Das war der "neue" Nahe Osten, nicht mehr die mörderische Falle für jene jungen Israelis, die einst mit dem Ausflug nach Petra ihre Mutprobe ablegen wollten und im Minenfeld oder MG-Feuer der Arabischen Legion umkamen. Doch schon am Vortag hatte der "alte" Nahe Osten zugeschlagen. Da platzte abermals ein brüchiger Waffenstillstand – gleich zweifach. Präzise koordiniert, attackierten Hamas-Kämpfer im Gaza-Streifen die Rivalen von der Fatah, die Truppen des Präsidenten Machmud Abbas. Zeitgleich fielen Raketen auf die israelische Grenzstadt Sderot.
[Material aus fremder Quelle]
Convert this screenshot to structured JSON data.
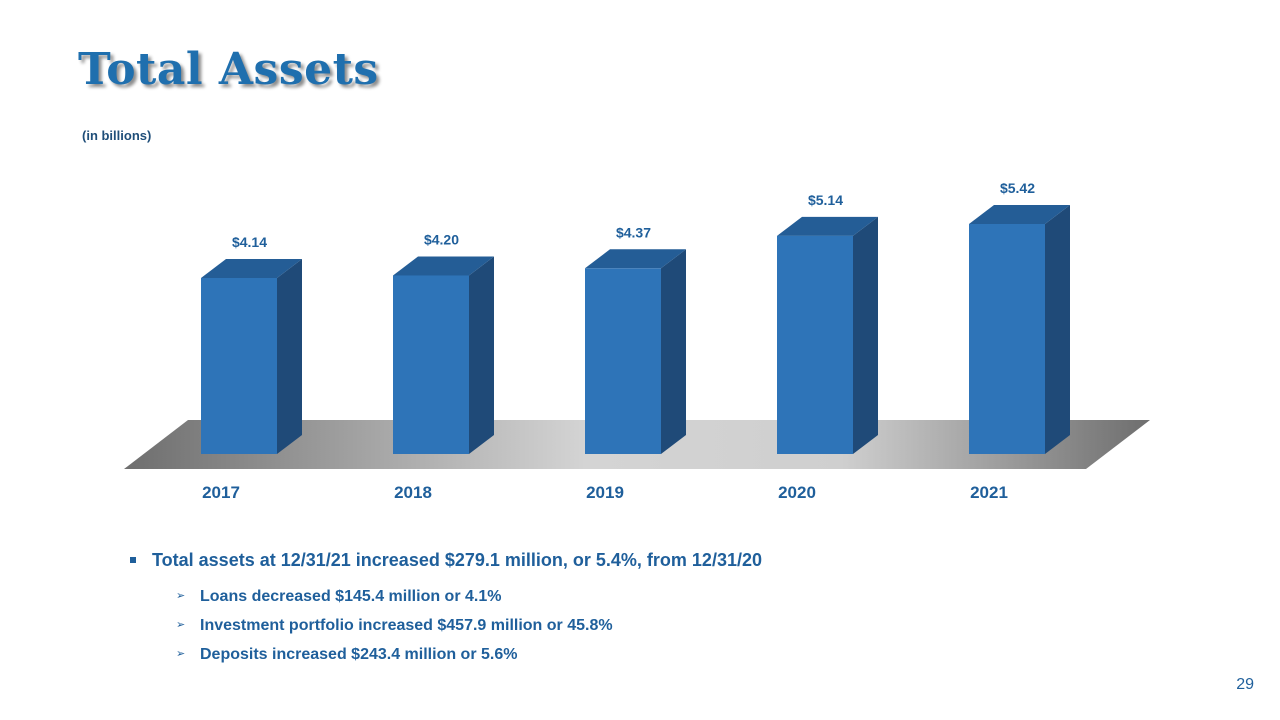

Es kam, wie es kommen musste: Die israelische Luftwaffe griff Hamas-Positionen an. Noch bevor das "Royal Tent" in Petra abgebaut werden konnte, waren 40 Palästinenser tot. Gaza – das war der neue Bruderkrieg im hundertjährigen Völkerkrieg.

Während 150 Kilometer westlich die Raketen einschlugen, floss im Zelt das Pathos der Friedfertigkeit. Eine junge Palästinenserin: "Wir sprechen bereits dieselbe Sprache, und wenn erst Frieden herrscht, brauchen wir keine Grenzen mehr." Ihre israelische Kollegin, 26: "Ich wurde inmitten des Konfliktes geboren, ich trage dessen seelische Narben, aber wir haben dennoch so viel gemeinsam." Man müsse, so ein dritter Student, bloß die Jungen an die Macht lassen…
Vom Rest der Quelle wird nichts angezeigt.